Explore head-to-head clinical comparisons of other medications in the same therapeutic classes.
Common clinical questions about SEIZALAM vs AZITHROMYCIN, answered by our medical review team.
SEIZALAM is a Benzodiazepine Anticonvulsant that works by Binds to benzodiazepine site on GABA-A receptors, enhancing chloride ion conductance and neuronal hyperpolarization.. AZITHROMYCIN is a Macrolide Antibiotic that works by Binds to the 50S ribosomal subunit of susceptible bacteria, inhibiting m RNA translation and thus protein synthesis. Exhibits concentration-dependent bactericidal activity.. They differ in pharmacokinetic profiles, FDA-approved indications, and side effect profiles.
Potency comparisons between SEIZALAM and AZITHROMYCIN depend on the specific clinical indication. These are agents from distinct pharmacological classes and are not directly interchangeable by dose. A physician or clinical pharmacist should guide any therapeutic switching decisions.
The standard adult dose of SEIZALAM is: 0.5 mg orally twice daily, titrated weekly by 0.5 mg/day to a maximum of 4 mg/day. The standard adult dose of AZITHROMYCIN is: 500 mg orally once daily for 3 days, or 500 mg IV once daily for at least 2 days followed by 500 mg orally to complete 7-10 days of therapy for community-acquired pneumonia. For other indications, typical adult dose is 500 mg orally on day 1 then 250 mg orally once daily on days 2-5.. Dosing should always be individualized based on indication, renal and hepatic function, age, and other patient factors.
No direct drug-drug interaction has been formally documented between SEIZALAM and AZITHROMYCIN in current clinical databases.

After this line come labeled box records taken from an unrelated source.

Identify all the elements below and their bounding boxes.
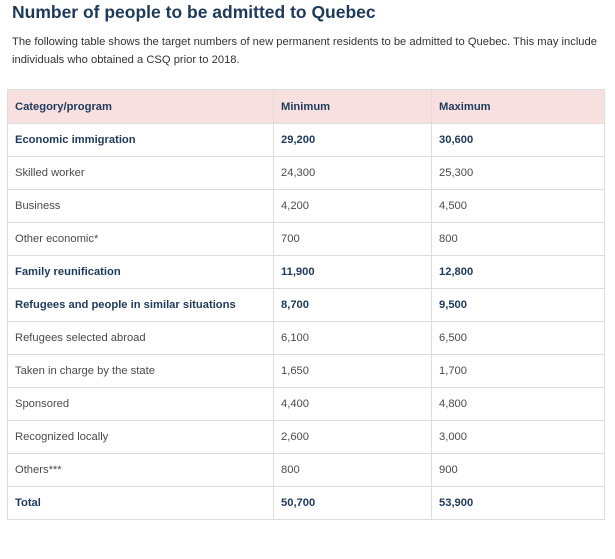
column-header-category: Category/program	[7, 89, 274, 124]
column-header-minimum: Minimum	[273, 89, 432, 124]
cell-category: Other economic*	[7, 222, 274, 256]
table-row: Refugees and people in similar situation…	[7, 288, 605, 322]
cell-minimum: 6,100	[273, 321, 432, 355]
cell-maximum: 53,900	[431, 486, 605, 520]
table-row: Business 4,200 4,500	[7, 189, 605, 223]
cell-minimum: 1,650	[273, 354, 432, 388]
cell-minimum: 4,200	[273, 189, 432, 223]
cell-category: Refugees selected abroad	[7, 321, 274, 355]
cell-minimum: 8,700	[273, 288, 432, 322]
cell-category: Family reunification	[7, 255, 274, 289]
cell-maximum: 3,000	[431, 420, 605, 454]
cell-minimum: 50,700	[273, 486, 432, 520]
table-row: Total 50,700 53,900	[7, 486, 605, 520]
column-header-maximum: Maximum	[431, 89, 605, 124]
table-row: Others*** 800 900	[7, 453, 605, 487]
cell-minimum: 4,400	[273, 387, 432, 421]
cell-category: Recognized locally	[7, 420, 274, 454]
table-row: Sponsored 4,400 4,800	[7, 387, 605, 421]
table-row: Other economic* 700 800	[7, 222, 605, 256]
table-row: Refugees selected abroad 6,100 6,500	[7, 321, 605, 355]
cell-category: Refugees and people in similar situation…	[7, 288, 274, 322]
cell-category: Others***	[7, 453, 274, 487]
cell-minimum: 2,600	[273, 420, 432, 454]
admissions-table: Category/program Minimum Maximum Economi…	[7, 89, 605, 520]
table-body: Economic immigration 29,200 30,600 Skilled …	[7, 123, 605, 520]
cell-minimum: 11,900	[273, 255, 432, 289]
cell-category: Total	[7, 486, 274, 520]
cell-category: Business	[7, 189, 274, 223]
intro-paragraph: The following table shows the target num…	[12, 36, 597, 66]
cell-maximum: 9,500	[431, 288, 605, 322]
cell-category: Skilled worker	[7, 156, 274, 190]
cell-maximum: 12,800	[431, 255, 605, 289]
cell-category: Taken in charge by the state	[7, 354, 274, 388]
cell-maximum: 4,500	[431, 189, 605, 223]
cell-minimum: 800	[273, 453, 432, 487]
table-row: Skilled worker 24,300 25,300	[7, 156, 605, 190]
table-row: Recognized locally 2,600 3,000	[7, 420, 605, 454]
cell-maximum: 25,300	[431, 156, 605, 190]
cell-category: Sponsored	[7, 387, 274, 421]
table-header-row: Category/program Minimum Maximum	[7, 89, 605, 124]
cell-category: Economic immigration	[7, 123, 274, 157]
cell-maximum: 1,700	[431, 354, 605, 388]
cell-minimum: 700	[273, 222, 432, 256]
table-row: Economic immigration 29,200 30,600	[7, 123, 605, 157]
cell-maximum: 6,500	[431, 321, 605, 355]
cell-maximum: 900	[431, 453, 605, 487]
cell-minimum: 24,300	[273, 156, 432, 190]
table-row: Taken in charge by the state 1,650 1,700	[7, 354, 605, 388]
admissions-table-container: Category/program Minimum Maximum Economi…	[7, 89, 605, 520]
cell-maximum: 4,800	[431, 387, 605, 421]
cell-minimum: 29,200	[273, 123, 432, 157]
page-title: Number of people to be admitted to Quebe…	[12, 2, 376, 22]
cell-maximum: 30,600	[431, 123, 605, 157]
table-row: Family reunification 11,900 12,800	[7, 255, 605, 289]
cell-maximum: 800	[431, 222, 605, 256]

However, individual patient risk factors including other medications, organ function, and comorbidities should always be evaluated by a qualified healthcare provider.
The maternal-fetal safety profiles differ. SEIZALAM is classified as Category C. First trimester: Increased risk of major congenital malformations, particularly neural tube defects and orofacial clefts (OR 2.0-3.0). Second/third trimester: Fetal growth restrict. AZITHROMYCIN is classified as Category A/B. FDA Category B. No evidence of teratogenicity in animal studies; limited human data show no increased risk of major malformations. First trimester: No significant association with . Always consult a maternal-fetal medicine specialist before taking either drug during pregnancy or lactation.